3. The CIT made an application under s. 256(1) before the Tribunal raising four questions alleging to be the questions of law arising out of the Tribunal’s appellate order for referring the same to this Court for its opinion, which are as follows : “1. Whether, on the facts and in the circumstances of the case, the Tribunal is legally justified in finding that the case of the assessee is covered under the amnesty scheme and that no penalty is leviable in the assessee’s case under s. 271(1)(c) of the IT Act, 1961 ? Whether, on the facts and in the circumstances of the case, the Tribunal is legally justified in observing that the Department as a whole has accepted the contention of the assessee regarding filing of returns under amnesty scheme while processing the case for waiver of interest ? Whether, on the facts and in the circumstances of the case, the Tribunal is legally justified in not accepting the contention of the Department that search in the case of Shri Pannalal, assessee’s father, was also a search in the case of the assessee ? Whether, on the facts and in the circumstances of the case, the Tribunal is legally justified in finding that the case of the assessee is covered by question Nos. 7 and 19 of Circular No. 431 and answers to such questions ?” However, the Tribunal rejected the application filed under s. 256(1) by the Revenue holding that no question of law arises and the questions sought to be referred by the Revenue are the questions of fact or at any rate answer to them is self-evident, hence this application under s. 256(2) by the Revenue.

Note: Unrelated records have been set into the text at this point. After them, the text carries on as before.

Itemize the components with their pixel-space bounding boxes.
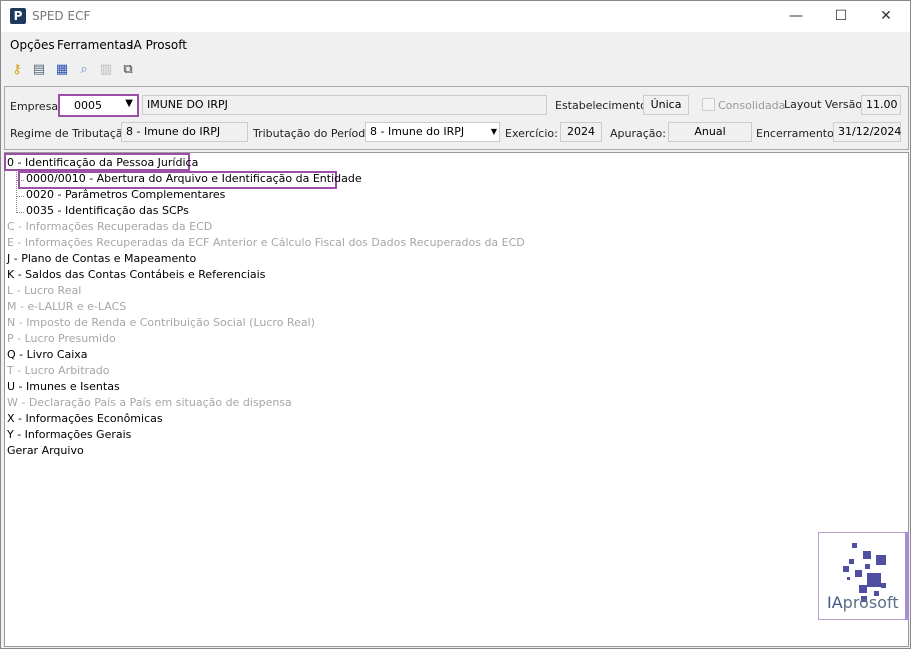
ia-prosoft-logo: IAprosoft [818, 532, 906, 620]
tree-node[interactable]: U - Imunes e Isentas [7, 379, 120, 395]
layout-label: Layout Versão: [784, 98, 866, 111]
tree-connector [16, 196, 24, 197]
key-icon[interactable]: ⚷ [9, 62, 25, 78]
close-button[interactable]: ✕ [863, 1, 909, 32]
menu-ia-prosoft[interactable]: IA Prosoft [130, 38, 187, 52]
menu-ferramentas[interactable]: Ferramentas [57, 38, 133, 52]
tree-connector [16, 212, 24, 213]
tree-node[interactable]: 0 - Identificação da Pessoa Jurídica [7, 155, 198, 171]
tree-node: T - Lucro Arbitrado [7, 364, 110, 377]
chevron-down-icon[interactable]: ▼ [491, 123, 497, 141]
tree-node: C - Informações Recuperadas da ECD [7, 220, 213, 233]
tree-node: M - e-LALUR e e-LACS [7, 300, 127, 313]
chevron-down-icon[interactable]: ▼ [125, 98, 133, 109]
tree-node[interactable]: Q - Livro Caixa [7, 347, 88, 363]
tree-node[interactable]: 0020 - Parâmetros Complementares [26, 187, 225, 203]
toolbar: ⚷ ▤ ▦ ⌕ ▥ ⧉ [1, 59, 910, 83]
tree-node[interactable]: X - Informações Econômicas [7, 411, 163, 427]
tree-node[interactable]: J - Plano de Contas e Mapeamento [7, 251, 196, 267]
tributacao-value: 8 - Imune do IRPJ [370, 125, 465, 138]
exercicio-field: 2024 [560, 122, 602, 142]
regime-label: Regime de Tributação: [10, 127, 134, 140]
encerramento-field: 31/12/2024 [833, 122, 901, 142]
tree-node: W - Declaração País a País em situação d… [7, 396, 292, 409]
tree-node[interactable]: K - Saldos das Contas Contábeis e Refere… [7, 267, 265, 283]
tree-node[interactable]: Gerar Arquivo [7, 443, 84, 459]
consolidada-checkbox[interactable] [702, 98, 715, 111]
tributacao-label: Tributação do Período: [253, 127, 376, 140]
apuracao-label: Apuração: [610, 127, 666, 140]
minimize-button[interactable]: — [773, 1, 819, 32]
register-tree: 0 - Identificação da Pessoa Jurídica 0000… [4, 152, 909, 647]
preview-icon[interactable]: ⌕ [76, 62, 92, 78]
tree-node: N - Imposto de Renda e Contribuição Soci… [7, 316, 315, 329]
consolidada-label: Consolidada [718, 99, 786, 112]
layout-field: 11.00 [861, 95, 901, 115]
company-panel: Empresa: 0005 ▼ IMUNE DO IRPJ Estabeleci… [4, 86, 909, 150]
regime-field: 8 - Imune do IRPJ [121, 122, 248, 142]
table-icon: ▥ [99, 62, 113, 77]
tree-node[interactable]: 0035 - Identificação das SCPs [26, 203, 189, 219]
tree-node[interactable]: Y - Informações Gerais [7, 427, 131, 443]
estabelecimento-field: Única [643, 95, 689, 115]
tree-node: E - Informações Recuperadas da ECF Anter… [7, 236, 525, 249]
title-bar: P SPED ECF — ☐ ✕ [1, 1, 910, 32]
logo-text-ia: IA [827, 593, 843, 612]
settings-icon[interactable]: ▤ [31, 62, 47, 78]
tree-node: L - Lucro Real [7, 284, 82, 297]
tree-node: P - Lucro Presumido [7, 332, 116, 345]
empresa-select[interactable]: 0005 ▼ [58, 94, 139, 117]
estabelecimento-label: Estabelecimento: [555, 99, 651, 112]
apuracao-field: Anual [668, 122, 752, 142]
exercicio-label: Exercício: [505, 127, 558, 140]
app-window: P SPED ECF — ☐ ✕ Opções Ferramentas IA P… [0, 0, 911, 649]
maximize-button[interactable]: ☐ [818, 1, 864, 32]
app-logo-icon: P [10, 8, 26, 24]
tributacao-select[interactable]: 8 - Imune do IRPJ ▼ [365, 122, 500, 142]
encerramento-label: Encerramento: [756, 127, 838, 140]
window-title: SPED ECF [32, 9, 91, 23]
accent-bar [905, 532, 909, 620]
logo-text-prosoft: prosoft [842, 593, 899, 612]
menu-bar: Opções Ferramentas IA Prosoft [1, 34, 910, 56]
empresa-label: Empresa: [10, 100, 62, 113]
empresa-value: 0005 [74, 99, 102, 112]
empresa-name-field: IMUNE DO IRPJ [142, 95, 547, 115]
document-icon[interactable]: ▦ [54, 62, 70, 78]
tree-node[interactable]: 0000/0010 - Abertura do Arquivo e Identi… [26, 171, 362, 187]
copy-icon[interactable]: ⧉ [120, 62, 136, 78]
tree-connector [16, 170, 17, 213]
menu-opcoes[interactable]: Opções [10, 38, 55, 52]
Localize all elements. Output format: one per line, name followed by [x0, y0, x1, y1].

Having heard the learned counsels for the parties, we are of the opinion that the Tribunal has erred in rejecting the application under s. 256(1) filed by the Revenue inasmuch as in our opinion, the Tribunal’s order in appeal does give rise to the questions of law about interpreting the scope and ambit of the amnesty scheme and the circular issued by the CBDT and its applicability to the assessee in the facts and circumstances of the presenst case. The controversy referred to above cannot be considered to which answer is self-evident.

In our opinion, the following two questions of law arise from the Tribunal’s orders in each case, which shall sufficiently cover the controversy raised in these proceedings : “1. Whether, on the facts and in the circumstances of the case, the Tribunal is legally justified in finding that the case of the assessee is covered under the amnesty scheme and that no penalty is leviable in the assessee’s case under s. 271(1)(c) of the IT Act ?2. Whether, on the facts and in the circumstances of the case, the Tribunal is legally justified in finding that the case of the assessee is covered by question Nos. 7 and 19 of Circular No. 431 and answers to such questions ?”

6. Accordingly, these applications under s. 256(2) are allowed. The Tribunal is directed to submit the statement of the case and to refer the aforesaid two questions of law to this Court for its opinion.